Weltraumteleskop Grüße vom Eskimo-Nebel

Nach den Reparaturen im Dezember hat das Weltraumteleskop Hubble den Betrieb wieder aufgenommen - und meldet sich mit spektakulären Bildern zurück.


Tod einer Sonne: Der Kranz des Eskimo-Nebels besteht aus Materie, die aus dem zentralen Stern herausgeschleudert wurde
AP/NASA

Tod einer Sonne: Der Kranz des Eskimo-Nebels besteht aus Materie, die aus dem zentralen Stern herausgeschleudert wurde

Hubble sei nun "besser als jemals zuvor", erklärte Nasa-Sprecher Ed Weiler. Die neuen Bilder sind die ersten Aufnahmen, seit sich das drei Milliarden Dollar teure Teleskop im November wegen technischer Probleme abgeschaltet hatte. Im Dezember hatten Astronauten der Raumfähre "Discovery" neue Gyroskope, einen neuen Zentralcomputer, einen neuen Leitsensor und einen Radiosender installiert.

Um die erfolgreiche Instandsetzung von Hubble unter Beweis zu stellen, haben die Nasa-Astronomen nun zwei "wissenschaftlich interessante und fotogene" Himmelsobjekte ins Visier genommen - einen Galaxienhaufen und den so genannten "Eskimo-Nebel", der sich um einen sterbenden, sonnenähnlichen Stern gebildet hat.

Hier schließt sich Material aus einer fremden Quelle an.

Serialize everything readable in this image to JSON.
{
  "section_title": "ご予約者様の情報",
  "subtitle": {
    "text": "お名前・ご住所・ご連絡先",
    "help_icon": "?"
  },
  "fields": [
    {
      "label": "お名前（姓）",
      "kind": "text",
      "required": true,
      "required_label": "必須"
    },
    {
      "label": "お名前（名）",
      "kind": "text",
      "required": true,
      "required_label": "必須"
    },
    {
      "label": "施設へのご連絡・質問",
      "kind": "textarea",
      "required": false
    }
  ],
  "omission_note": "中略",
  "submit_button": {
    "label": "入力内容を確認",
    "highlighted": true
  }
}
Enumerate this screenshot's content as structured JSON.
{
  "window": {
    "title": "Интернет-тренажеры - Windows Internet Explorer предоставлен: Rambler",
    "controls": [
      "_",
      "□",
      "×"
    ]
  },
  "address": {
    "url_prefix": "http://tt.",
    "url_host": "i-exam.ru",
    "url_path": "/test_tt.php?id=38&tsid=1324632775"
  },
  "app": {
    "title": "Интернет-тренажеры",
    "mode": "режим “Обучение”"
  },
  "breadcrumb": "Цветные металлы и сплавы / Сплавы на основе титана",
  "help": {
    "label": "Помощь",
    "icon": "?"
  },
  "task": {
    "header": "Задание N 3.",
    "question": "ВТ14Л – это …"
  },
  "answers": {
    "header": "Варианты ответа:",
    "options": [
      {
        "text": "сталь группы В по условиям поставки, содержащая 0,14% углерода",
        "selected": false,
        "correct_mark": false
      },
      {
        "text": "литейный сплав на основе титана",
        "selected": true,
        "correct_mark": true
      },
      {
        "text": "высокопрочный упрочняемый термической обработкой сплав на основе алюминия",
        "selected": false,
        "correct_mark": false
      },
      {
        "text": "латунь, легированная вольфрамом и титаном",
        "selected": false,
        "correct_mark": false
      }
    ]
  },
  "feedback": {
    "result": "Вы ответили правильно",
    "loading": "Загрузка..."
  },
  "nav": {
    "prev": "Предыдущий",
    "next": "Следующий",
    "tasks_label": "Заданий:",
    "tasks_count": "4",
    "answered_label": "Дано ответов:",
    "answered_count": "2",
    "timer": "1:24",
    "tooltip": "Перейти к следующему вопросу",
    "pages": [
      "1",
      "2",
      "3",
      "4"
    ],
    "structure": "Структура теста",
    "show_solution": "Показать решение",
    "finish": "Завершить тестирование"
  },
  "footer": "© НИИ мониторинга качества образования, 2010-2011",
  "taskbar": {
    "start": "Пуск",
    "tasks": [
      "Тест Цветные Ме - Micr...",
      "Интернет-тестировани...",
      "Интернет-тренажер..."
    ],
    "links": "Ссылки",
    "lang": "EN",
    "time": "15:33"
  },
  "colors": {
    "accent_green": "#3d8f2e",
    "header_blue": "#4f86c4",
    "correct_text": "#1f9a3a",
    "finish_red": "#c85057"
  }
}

Der 5000 Lichtjahre entfernte planetarische Nebel wurde von den Wissenschaftlern so bezeichnet, weil er bei der Beobachtung durch irdische Teleskope wie ein Gesicht in einer Fellkapuze aussieht.

Auf der schärferen Hubble-Aufnahme entpuppte sich das "Gesicht" des Eskimos als eine riesige Gaswolke, die vom Stern abgesondert wurde. Das "Fell" verglichen die Wissenschaftler mit einem Kranz aus gigantischen Kometen, deren Schweife wie Radspeichen vom Zentrum des Nebels wegzeigen. Von der Hubble-Aufnahme erhoffen sich die Forscher neue Aufschlüsse über die Vorgänge am Ende eines Sternenlebens. Aber auch der ästhetische Reiz des Nebels konnte die Wissenschaftler begeistern: "Von allen Aufnahmen von planetarischen Nebeln, die Hubble bislang gemacht hat, ist dieses neue Bild in seiner Schönheit unübertroffen", schwärmte der Experte Patrick Harrington von der University of Maryland.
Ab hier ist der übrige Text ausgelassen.